Government should keep restrictions on Romanian and Bulgarian workers, says chairman of think-tank 15 December 2008. Migrationwatch UK has published a study which shows that between 2001 and 2008, employment in the UK grew by 1.342 million – made up of 253,000 more UK nationals in work and 1,087,000 more foreign workers in jobs. There has been a significant surge in the number of migrant workers in employment – including almost half a million more Eastern Europeans.
There are 1.34 million more people in work now than in 2001 but the number of UK-born workers in employment has actually fallen by 62,000 over the same period.

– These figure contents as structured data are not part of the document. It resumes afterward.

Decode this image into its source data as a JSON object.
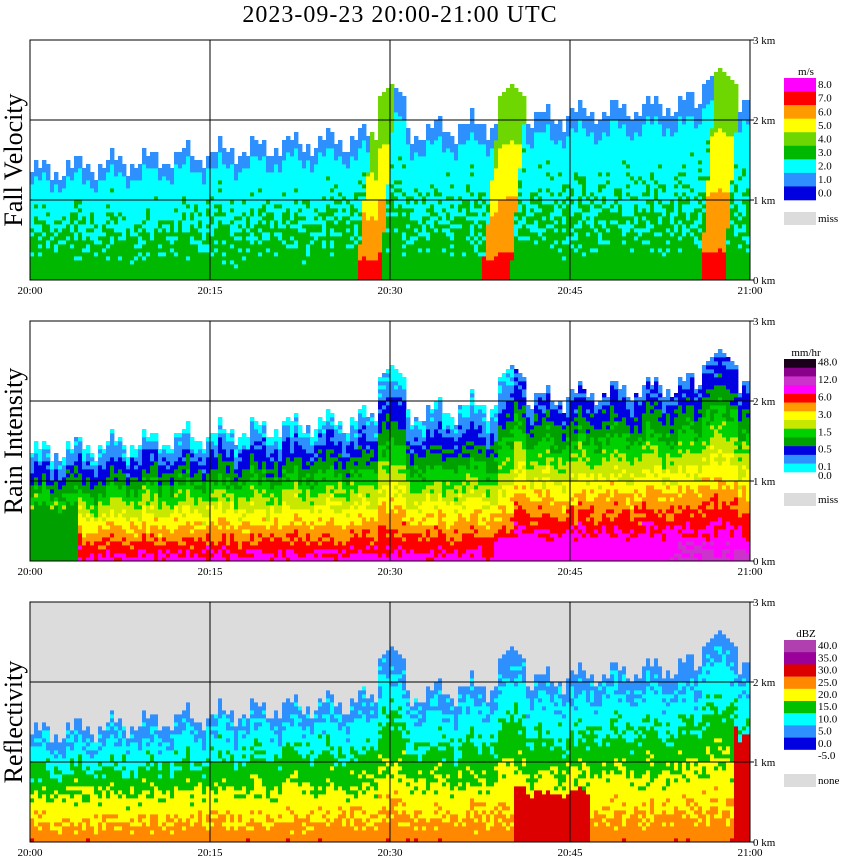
{
  "title": "2023-09-23   20:00-21:00 UTC",
  "chart_data": [
    {
      "type": "heatmap",
      "ylabel": "Fall Velocity",
      "unit": "m/s",
      "x_ticks": [
        "20:00",
        "20:15",
        "20:30",
        "20:45",
        "21:00"
      ],
      "y_ticks": [
        "0 km",
        "1 km",
        "2 km",
        "3 km"
      ],
      "ylim_km": [
        0,
        3.0
      ],
      "grid": true,
      "legend": "right",
      "colorbar": [
        {
          "label": "8.0",
          "color": "#ff00ff"
        },
        {
          "label": "7.0",
          "color": "#ff0000"
        },
        {
          "label": "6.0",
          "color": "#ff9a00"
        },
        {
          "label": "5.0",
          "color": "#ffff00"
        },
        {
          "label": "4.0",
          "color": "#6ed600"
        },
        {
          "label": "3.0",
          "color": "#00b800"
        },
        {
          "label": "2.0",
          "color": "#00ffff"
        },
        {
          "label": "1.0",
          "color": "#2e8fff"
        },
        {
          "label": "0.0",
          "color": "#0000e0"
        }
      ],
      "missing_label": "miss",
      "missing_color": "#dcdcdc"
    },
    {
      "type": "heatmap",
      "ylabel": "Rain Intensity",
      "unit": "mm/hr",
      "x_ticks": [
        "20:00",
        "20:15",
        "20:30",
        "20:45",
        "21:00"
      ],
      "y_ticks": [
        "0 km",
        "1 km",
        "2 km",
        "3 km"
      ],
      "ylim_km": [
        0,
        3.0
      ],
      "grid": true,
      "legend": "right",
      "colorbar": [
        {
          "label": "48.0",
          "color": "#1a001a"
        },
        {
          "label": "",
          "color": "#8a008a"
        },
        {
          "label": "12.0",
          "color": "#cc33cc"
        },
        {
          "label": "",
          "color": "#ff00ff"
        },
        {
          "label": "6.0",
          "color": "#ff0000"
        },
        {
          "label": "",
          "color": "#ff9a00"
        },
        {
          "label": "3.0",
          "color": "#ffff00"
        },
        {
          "label": "",
          "color": "#c8e800"
        },
        {
          "label": "1.5",
          "color": "#00d000"
        },
        {
          "label": "",
          "color": "#00a000"
        },
        {
          "label": "0.5",
          "color": "#0000e0"
        },
        {
          "label": "",
          "color": "#2e8fff"
        },
        {
          "label": "0.1",
          "color": "#00ffff"
        },
        {
          "label": "0.0",
          "color": "#ffffff"
        }
      ],
      "missing_label": "miss",
      "missing_color": "#dcdcdc"
    },
    {
      "type": "heatmap",
      "ylabel": "Reflectivity",
      "unit": "dBZ",
      "x_ticks": [
        "20:00",
        "20:15",
        "20:30",
        "20:45",
        "21:00"
      ],
      "y_ticks": [
        "0 km",
        "1 km",
        "2 km",
        "3 km"
      ],
      "ylim_km": [
        0,
        3.0
      ],
      "grid": true,
      "legend": "right",
      "colorbar": [
        {
          "label": "40.0",
          "color": "#b040b0"
        },
        {
          "label": "35.0",
          "color": "#9a009a"
        },
        {
          "label": "30.0",
          "color": "#dd0000"
        },
        {
          "label": "25.0",
          "color": "#ff8800"
        },
        {
          "label": "20.0",
          "color": "#ffff00"
        },
        {
          "label": "15.0",
          "color": "#00c000"
        },
        {
          "label": "10.0",
          "color": "#00ffff"
        },
        {
          "label": "5.0",
          "color": "#2e8fff"
        },
        {
          "label": "0.0",
          "color": "#0000e0"
        },
        {
          "label": "-5.0",
          "color": "#ffffff"
        }
      ],
      "missing_label": "none",
      "missing_color": "#dcdcdc"
    }
  ]
}
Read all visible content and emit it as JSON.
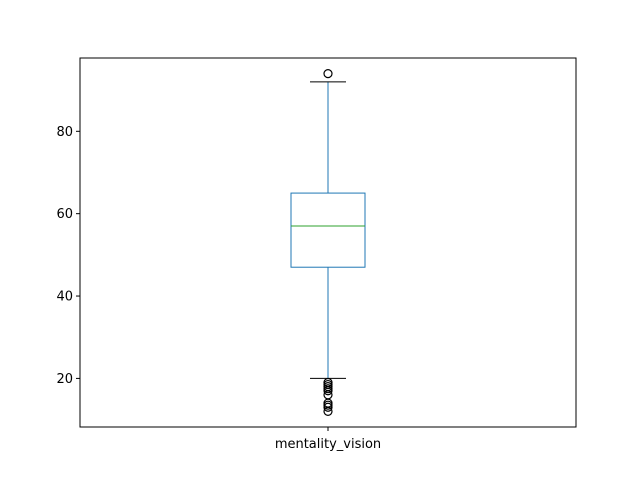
{
  "chart_data": {
    "type": "box",
    "title": "",
    "xlabel": "",
    "ylabel": "",
    "categories": [
      "mentality_vision"
    ],
    "ylim": [
      8.2,
      97.8
    ],
    "yticks": [
      20,
      40,
      60,
      80
    ],
    "grid": false,
    "legend": "none",
    "boxes": [
      {
        "category": "mentality_vision",
        "whisker_low": 20,
        "q1": 47,
        "median": 57,
        "q3": 65,
        "whisker_high": 92,
        "outliers": [
          94,
          19,
          18.5,
          18,
          17.5,
          17,
          16,
          14,
          13.5,
          13,
          12
        ]
      }
    ],
    "colors": {
      "box": "#1f77b4",
      "median": "#2ca02c",
      "whisker": "#1f77b4",
      "cap": "#000000",
      "flier": "#000000"
    }
  }
}
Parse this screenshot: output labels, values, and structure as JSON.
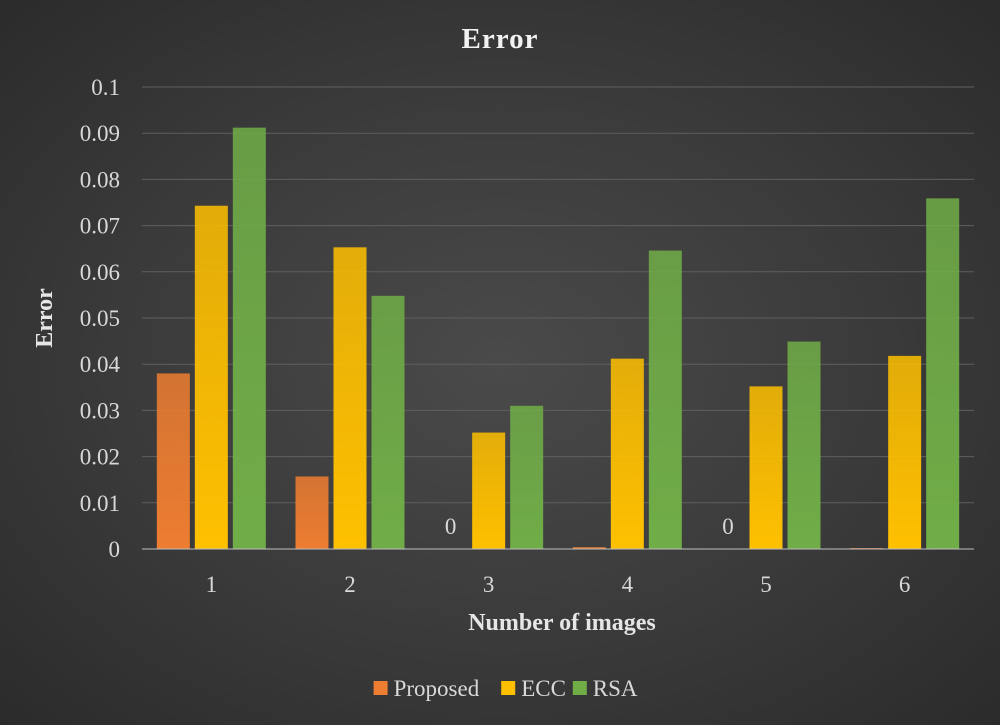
{
  "chart_data": {
    "type": "bar",
    "title": "Error",
    "xlabel": "Number of images",
    "ylabel": "Error",
    "categories": [
      "1",
      "2",
      "3",
      "4",
      "5",
      "6"
    ],
    "ylim": [
      0,
      0.1
    ],
    "yticks": [
      "0",
      "0.01",
      "0.02",
      "0.03",
      "0.04",
      "0.05",
      "0.06",
      "0.07",
      "0.08",
      "0.09",
      "0.1"
    ],
    "grid": true,
    "legend_position": "bottom",
    "series": [
      {
        "name": "Proposed",
        "color": "#ed7d31",
        "values": [
          0.038,
          0.0157,
          0,
          0.0004,
          0,
          0.0002
        ],
        "data_labels": [
          "",
          "",
          "0",
          "",
          "0",
          ""
        ]
      },
      {
        "name": "ECC",
        "color": "#ffc000",
        "values": [
          0.0743,
          0.0653,
          0.0252,
          0.0412,
          0.0352,
          0.0418
        ],
        "data_labels": [
          "",
          "",
          "",
          "",
          "",
          ""
        ]
      },
      {
        "name": "RSA",
        "color": "#70ad47",
        "values": [
          0.0912,
          0.0548,
          0.031,
          0.0646,
          0.0449,
          0.0759
        ],
        "data_labels": [
          "",
          "",
          "",
          "",
          "",
          ""
        ]
      }
    ]
  }
}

Sir Andrew Green, chairman of Migrationwatch, said: "From an immigration point of view this means that migration from Eastern Europe is moving into balance as we have been predicting but, from the point of view of British born workers, the damage to their prospects has already been done – at a time when jobs of almost all kinds are at a premium.
"This must have been staring the government in the face for a long time yet even last month they described the East European migrants as "helping to fill gaps in the labour market".
Rather than come clean about the effect of massive immigration on the prospects of British born workers they have been spinning the statistics and camouflaging the true position with "tough talk" about immigration.
‘Now that the cat is out of the bag they cannot possibly lift such restrictions as now exist on Romanian and Bulgarian workers."
Of the growth in non-UK nationals in jobs, some 469,000 were from the so-called A8 Eastern European countries, including Poland and Slovakia, who joined the EU in 2004 and were granted full access to the British labour market.
Romania and Bulgaria joined the EU in 2007 but the Government imposed restrictions on low-skilled workers. The effective quota is up for review at the end of the year and ministers are expected to announce on Thursday that it will remain in place.